In situ measurements offer increased measurement efficiency, while potentially reducing measurement errors due to extraction. In situ probes use fiber optic coupling to connect the measurement probe to both the light source and the detecting spectrometer.
Dissolution testing is usually performed automatically using apparatus designed to sample continuously or discretely from dissolution vessels. In a continuous sampling procedure, a single fiber optic probe per dissolution vessel is employed. In a discrete sampling procedure, a fiber optic probe is used for sampling in a plurality of dissolution vessels. A robot arm dips the probe in a first dissolution vessel where optic measurements are made to measure certain properties of a dissolution solution in the dissolution vessel. The robot arm then moves the probe from the first dissolution solution to a bath where the probe is cleaned, and then dips the probe into a second dissolution vessel for measuring certain properties of a second dissolution solution.

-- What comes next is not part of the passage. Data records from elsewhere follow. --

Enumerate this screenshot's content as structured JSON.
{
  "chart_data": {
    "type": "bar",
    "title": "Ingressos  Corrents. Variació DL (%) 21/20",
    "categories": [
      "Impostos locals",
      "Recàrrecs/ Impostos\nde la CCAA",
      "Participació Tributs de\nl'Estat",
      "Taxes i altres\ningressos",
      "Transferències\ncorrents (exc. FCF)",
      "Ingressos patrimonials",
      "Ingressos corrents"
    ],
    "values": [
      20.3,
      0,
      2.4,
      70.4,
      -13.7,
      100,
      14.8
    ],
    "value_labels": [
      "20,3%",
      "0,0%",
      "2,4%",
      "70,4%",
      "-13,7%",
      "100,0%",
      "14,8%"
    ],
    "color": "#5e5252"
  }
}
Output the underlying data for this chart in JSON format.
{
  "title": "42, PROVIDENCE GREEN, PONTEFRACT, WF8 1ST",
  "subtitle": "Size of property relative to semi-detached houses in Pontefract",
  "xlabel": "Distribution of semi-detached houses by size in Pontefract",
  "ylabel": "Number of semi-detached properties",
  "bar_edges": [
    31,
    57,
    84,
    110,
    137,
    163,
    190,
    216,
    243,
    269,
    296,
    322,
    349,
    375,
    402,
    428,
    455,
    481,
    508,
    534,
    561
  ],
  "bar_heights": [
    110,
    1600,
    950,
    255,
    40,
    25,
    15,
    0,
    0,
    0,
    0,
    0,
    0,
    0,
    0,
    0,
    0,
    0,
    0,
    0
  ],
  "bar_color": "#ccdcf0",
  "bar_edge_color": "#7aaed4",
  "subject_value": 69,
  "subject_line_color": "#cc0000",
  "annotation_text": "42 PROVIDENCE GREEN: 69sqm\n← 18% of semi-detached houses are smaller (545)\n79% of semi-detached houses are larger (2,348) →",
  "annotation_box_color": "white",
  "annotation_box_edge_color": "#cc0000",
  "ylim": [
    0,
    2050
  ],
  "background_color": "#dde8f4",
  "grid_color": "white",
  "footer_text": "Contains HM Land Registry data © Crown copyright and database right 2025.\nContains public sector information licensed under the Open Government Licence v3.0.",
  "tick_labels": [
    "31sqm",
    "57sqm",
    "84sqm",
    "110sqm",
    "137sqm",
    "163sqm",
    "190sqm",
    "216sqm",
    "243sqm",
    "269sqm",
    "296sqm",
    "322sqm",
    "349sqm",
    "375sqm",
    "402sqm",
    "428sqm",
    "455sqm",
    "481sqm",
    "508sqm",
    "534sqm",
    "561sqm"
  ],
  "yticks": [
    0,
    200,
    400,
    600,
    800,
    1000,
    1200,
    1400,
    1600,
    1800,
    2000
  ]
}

A disadvantage of prior art probes used in dissolution testing is that air occasionally becomes trapped in a sampling region of the probe (e.g., adjacent a lens or window). The trapped air impedes accurate spectral analysis of the dissolution solution.
Among the objects and advantages of the present invention may be noted the provision of an improved method for performing spectral analysis in a pharmaceutical dissolution process; and the provision of such a method employing a fiber optic probe which minimizes entrapment of air within the probe sample region.

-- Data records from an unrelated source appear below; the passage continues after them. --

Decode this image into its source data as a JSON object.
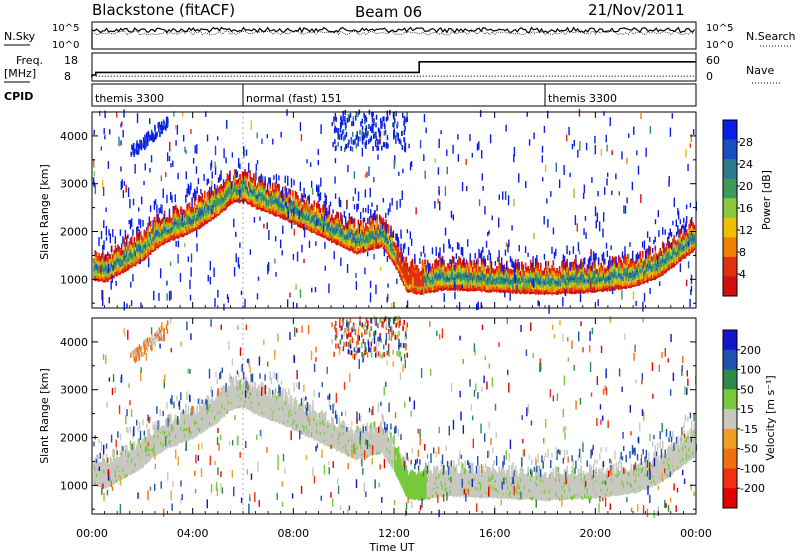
{
  "header": {
    "title": "Blackstone (fitACF)",
    "beam": "Beam 06",
    "date": "21/Nov/2011"
  },
  "nsky_panel": {
    "left_label": "N.Sky",
    "left_ticks": [
      "10^5",
      "10^0"
    ],
    "right_label": "N.Search",
    "right_ticks": [
      "10^5",
      "10^0"
    ]
  },
  "freq_panel": {
    "left_label_top": "Freq.",
    "left_label_bottom": "[MHz]",
    "left_ticks": [
      18,
      8
    ],
    "right_label": "Nave",
    "right_ticks": [
      60,
      0
    ],
    "freq_steps": [
      {
        "t": 0.0,
        "mhz": 9.0
      },
      {
        "t": 0.15,
        "mhz": 10.3
      },
      {
        "t": 13.0,
        "mhz": 15.6
      },
      {
        "t": 24.0,
        "mhz": 15.6
      }
    ],
    "nave_level": 2,
    "nave_range": [
      0,
      60
    ]
  },
  "cpid_panel": {
    "label": "CPID",
    "segments": [
      {
        "start": 0,
        "end": 6,
        "text": "themis 3300"
      },
      {
        "start": 6,
        "end": 18,
        "text": "normal (fast) 151"
      },
      {
        "start": 18,
        "end": 24,
        "text": "themis 3300"
      }
    ]
  },
  "chart_data": {
    "type": "heatmap",
    "xlabel": "Time UT",
    "x_ticks": [
      "00:00",
      "04:00",
      "08:00",
      "12:00",
      "16:00",
      "20:00",
      "00:00"
    ],
    "x_range_hours": [
      0,
      24
    ],
    "ylabel": "Slant Range [km]",
    "y_ticks": [
      1000,
      2000,
      3000,
      4000
    ],
    "ylim_km": [
      400,
      4500
    ],
    "trace_km": [
      {
        "t": 0.0,
        "km": 1250
      },
      {
        "t": 0.5,
        "km": 1200
      },
      {
        "t": 1.0,
        "km": 1350
      },
      {
        "t": 1.5,
        "km": 1500
      },
      {
        "t": 2.0,
        "km": 1650
      },
      {
        "t": 2.5,
        "km": 1900
      },
      {
        "t": 3.0,
        "km": 2050
      },
      {
        "t": 4.0,
        "km": 2250
      },
      {
        "t": 5.0,
        "km": 2600
      },
      {
        "t": 5.5,
        "km": 2850
      },
      {
        "t": 6.0,
        "km": 2900
      },
      {
        "t": 6.5,
        "km": 2750
      },
      {
        "t": 7.5,
        "km": 2550
      },
      {
        "t": 8.5,
        "km": 2300
      },
      {
        "t": 9.5,
        "km": 2050
      },
      {
        "t": 10.5,
        "km": 1800
      },
      {
        "t": 11.5,
        "km": 1950
      },
      {
        "t": 12.0,
        "km": 1550
      },
      {
        "t": 12.5,
        "km": 1000
      },
      {
        "t": 13.0,
        "km": 950
      },
      {
        "t": 14.0,
        "km": 1050
      },
      {
        "t": 16.0,
        "km": 1000
      },
      {
        "t": 18.0,
        "km": 950
      },
      {
        "t": 20.0,
        "km": 1000
      },
      {
        "t": 21.5,
        "km": 1100
      },
      {
        "t": 22.5,
        "km": 1300
      },
      {
        "t": 23.5,
        "km": 1700
      },
      {
        "t": 24.0,
        "km": 1900
      }
    ],
    "panels": [
      {
        "name": "power",
        "colorbar_label": "Power [dB]",
        "colorbar_ticks": [
          4,
          8,
          12,
          16,
          20,
          24,
          28
        ],
        "colorbar_colors": [
          "#0a1ee6",
          "#1a4fc0",
          "#2d7a8a",
          "#3c9a5a",
          "#8cc83c",
          "#f0c000",
          "#f08000",
          "#e03010",
          "#d01010"
        ]
      },
      {
        "name": "velocity",
        "colorbar_label": "Velocity [m s⁻¹]",
        "colorbar_ticks": [
          200,
          100,
          50,
          15,
          -15,
          -50,
          -100,
          -200
        ],
        "colorbar_colors": [
          "#1414c8",
          "#2050b0",
          "#2e8a4a",
          "#78c83c",
          "#c8c8c0",
          "#f0a020",
          "#f07010",
          "#f03010",
          "#e00000"
        ]
      }
    ]
  }
}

Generally, a method of the present invention is for performing spectral analysis in a pharmaceutical dissolution process. The method comprises inserting a fiber optic probe of a spectral analyzer into a dissolution vessel. The dissolution vessel contains a dissolution medium. The probe has a launch cable, a return cable, a launch lens portion, a return lens portion and a reflector. The cables, lens portions and reflector are arranged and adapted to form a light pathway whereby light transmitted through the launch cable passes through the launch lens portion, through a volume of the dissolution media in the spacing between the launch lens portions and the reflector, then through the return cable. The spacing between the reflector and the lens portions comprise a sample region. The fiber optic probe is sized and adapted to prevent bubbles in the dissolution media from being trapped in the sample region. The method further comprises transmitting light along the optic pathway, and analyzing the transmitted light for determining certain optical properties of the dissolution media in the sample region.

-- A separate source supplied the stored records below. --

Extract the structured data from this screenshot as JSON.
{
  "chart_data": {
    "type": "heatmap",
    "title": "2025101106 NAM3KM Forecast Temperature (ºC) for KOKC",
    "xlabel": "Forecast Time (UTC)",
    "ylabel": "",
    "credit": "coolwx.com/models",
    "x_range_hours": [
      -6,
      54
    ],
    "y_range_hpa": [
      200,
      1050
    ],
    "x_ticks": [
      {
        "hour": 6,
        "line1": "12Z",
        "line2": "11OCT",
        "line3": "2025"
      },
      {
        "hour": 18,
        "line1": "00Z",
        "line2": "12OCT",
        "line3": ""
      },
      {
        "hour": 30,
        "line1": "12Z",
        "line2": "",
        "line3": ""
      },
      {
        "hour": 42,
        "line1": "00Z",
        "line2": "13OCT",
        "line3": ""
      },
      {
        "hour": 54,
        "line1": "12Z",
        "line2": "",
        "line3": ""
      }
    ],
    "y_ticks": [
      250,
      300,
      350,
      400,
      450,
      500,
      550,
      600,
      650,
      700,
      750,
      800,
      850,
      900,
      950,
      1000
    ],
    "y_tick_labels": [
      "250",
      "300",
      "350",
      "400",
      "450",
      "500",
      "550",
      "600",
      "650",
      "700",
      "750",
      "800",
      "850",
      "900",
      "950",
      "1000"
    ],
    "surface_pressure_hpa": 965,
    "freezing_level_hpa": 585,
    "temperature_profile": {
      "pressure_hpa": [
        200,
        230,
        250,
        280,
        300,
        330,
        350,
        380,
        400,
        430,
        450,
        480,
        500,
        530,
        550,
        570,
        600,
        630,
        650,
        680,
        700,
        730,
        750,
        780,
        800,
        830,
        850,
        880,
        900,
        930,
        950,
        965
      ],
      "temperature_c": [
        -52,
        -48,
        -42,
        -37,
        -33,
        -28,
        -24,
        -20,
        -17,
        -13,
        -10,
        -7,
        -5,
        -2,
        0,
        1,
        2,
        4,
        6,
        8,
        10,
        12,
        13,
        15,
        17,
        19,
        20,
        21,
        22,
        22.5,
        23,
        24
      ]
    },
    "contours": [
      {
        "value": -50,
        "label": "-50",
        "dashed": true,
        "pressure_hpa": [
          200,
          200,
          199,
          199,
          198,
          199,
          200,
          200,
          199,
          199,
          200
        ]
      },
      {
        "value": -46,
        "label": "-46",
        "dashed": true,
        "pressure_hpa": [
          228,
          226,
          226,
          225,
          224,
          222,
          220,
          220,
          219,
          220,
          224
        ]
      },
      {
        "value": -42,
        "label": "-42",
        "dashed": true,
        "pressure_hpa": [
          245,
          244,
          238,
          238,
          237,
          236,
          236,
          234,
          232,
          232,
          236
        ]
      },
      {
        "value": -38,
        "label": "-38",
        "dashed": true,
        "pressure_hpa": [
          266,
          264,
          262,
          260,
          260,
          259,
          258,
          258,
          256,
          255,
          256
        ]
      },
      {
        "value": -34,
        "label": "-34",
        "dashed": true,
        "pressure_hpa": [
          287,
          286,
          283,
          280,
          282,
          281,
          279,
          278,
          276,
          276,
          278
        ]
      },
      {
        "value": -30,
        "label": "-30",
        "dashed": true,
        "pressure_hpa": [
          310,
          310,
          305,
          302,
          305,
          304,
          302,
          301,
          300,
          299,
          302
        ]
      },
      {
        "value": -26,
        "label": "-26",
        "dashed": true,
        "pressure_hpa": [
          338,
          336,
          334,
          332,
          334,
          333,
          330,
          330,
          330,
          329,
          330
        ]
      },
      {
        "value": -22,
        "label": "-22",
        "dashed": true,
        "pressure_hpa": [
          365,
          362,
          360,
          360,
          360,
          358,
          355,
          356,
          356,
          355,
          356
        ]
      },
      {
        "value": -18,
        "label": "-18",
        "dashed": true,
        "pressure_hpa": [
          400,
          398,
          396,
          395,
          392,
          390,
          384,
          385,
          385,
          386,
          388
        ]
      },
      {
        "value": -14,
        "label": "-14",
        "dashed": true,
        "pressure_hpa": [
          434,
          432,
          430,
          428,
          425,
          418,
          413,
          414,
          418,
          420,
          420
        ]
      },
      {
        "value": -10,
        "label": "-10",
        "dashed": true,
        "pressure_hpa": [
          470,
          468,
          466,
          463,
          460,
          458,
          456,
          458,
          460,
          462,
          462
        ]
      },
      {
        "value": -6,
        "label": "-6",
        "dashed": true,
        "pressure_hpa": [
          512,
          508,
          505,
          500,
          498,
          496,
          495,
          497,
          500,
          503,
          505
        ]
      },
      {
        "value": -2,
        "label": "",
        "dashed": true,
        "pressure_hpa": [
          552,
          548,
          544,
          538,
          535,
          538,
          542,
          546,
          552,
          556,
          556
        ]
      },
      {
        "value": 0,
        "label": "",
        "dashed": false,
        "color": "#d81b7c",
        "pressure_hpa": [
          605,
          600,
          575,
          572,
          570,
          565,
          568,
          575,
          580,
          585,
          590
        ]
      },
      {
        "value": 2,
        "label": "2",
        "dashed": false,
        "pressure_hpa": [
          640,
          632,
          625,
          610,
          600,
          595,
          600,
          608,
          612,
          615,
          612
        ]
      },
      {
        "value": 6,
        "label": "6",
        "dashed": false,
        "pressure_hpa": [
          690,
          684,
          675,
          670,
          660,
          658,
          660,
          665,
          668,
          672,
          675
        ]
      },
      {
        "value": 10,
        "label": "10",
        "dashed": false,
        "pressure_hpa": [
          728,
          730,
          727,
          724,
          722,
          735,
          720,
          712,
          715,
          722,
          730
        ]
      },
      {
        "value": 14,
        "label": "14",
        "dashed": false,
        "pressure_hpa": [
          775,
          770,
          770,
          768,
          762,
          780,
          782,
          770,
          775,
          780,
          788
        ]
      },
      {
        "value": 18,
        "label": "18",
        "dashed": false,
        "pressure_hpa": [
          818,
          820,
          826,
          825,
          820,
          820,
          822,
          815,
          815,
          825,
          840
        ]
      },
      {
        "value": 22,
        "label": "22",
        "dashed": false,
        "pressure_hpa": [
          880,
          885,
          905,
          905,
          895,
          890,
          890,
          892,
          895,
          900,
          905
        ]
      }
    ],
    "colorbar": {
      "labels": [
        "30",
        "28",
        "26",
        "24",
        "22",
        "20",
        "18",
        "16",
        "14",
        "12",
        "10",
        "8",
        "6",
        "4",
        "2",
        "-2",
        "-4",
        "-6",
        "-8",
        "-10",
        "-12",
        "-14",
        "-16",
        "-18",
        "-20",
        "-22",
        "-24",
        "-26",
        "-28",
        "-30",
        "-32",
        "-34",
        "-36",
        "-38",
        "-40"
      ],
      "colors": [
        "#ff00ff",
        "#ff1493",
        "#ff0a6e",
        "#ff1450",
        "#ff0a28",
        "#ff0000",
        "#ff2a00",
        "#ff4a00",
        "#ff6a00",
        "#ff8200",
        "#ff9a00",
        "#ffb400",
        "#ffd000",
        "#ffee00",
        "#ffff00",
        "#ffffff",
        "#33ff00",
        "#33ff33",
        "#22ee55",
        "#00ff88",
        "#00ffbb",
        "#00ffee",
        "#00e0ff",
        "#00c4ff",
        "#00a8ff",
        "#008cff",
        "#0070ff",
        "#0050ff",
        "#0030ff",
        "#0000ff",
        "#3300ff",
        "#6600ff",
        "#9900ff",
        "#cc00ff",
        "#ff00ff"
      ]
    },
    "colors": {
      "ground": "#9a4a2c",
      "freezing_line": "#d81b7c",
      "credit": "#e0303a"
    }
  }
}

Another aspect of the present invention is a method of making a fiber optic probe. The method comprises placing into a sheath a launch cable, a return cable, a launch lens portion, a return lens portion, and a reflector. The launch lens portion is forward of and aligned with the launch cable. The return lens portion is forward of and aligned with the return cable. The launch lens portion has a focal length substantially equal to the focal length of the return lens portion. The sheath has an end margin extending forward from the lens portions and terminating in a sheath end. The end margin of the sheath has at least one slot therein. The method further comprises: positioning a reflector element adjacent the sheath end and spaced from the lens portions by the desired sample region length; placing the return cable into optical communication with an optical detector; transmitting light along the launch cable through the launch lens portion and to the reflector element; adjusting the position of the reflector element relative to the sheath to substantially maximize detection by the detector of the transmitted light reflected from the reflector through the return lens portion and through the return cable and to the detector; and securing the reflector element to the sheath to maintain the reflector element in its adjusted position.
Other objects and features will be in part apparent and in part pointed out herinafter.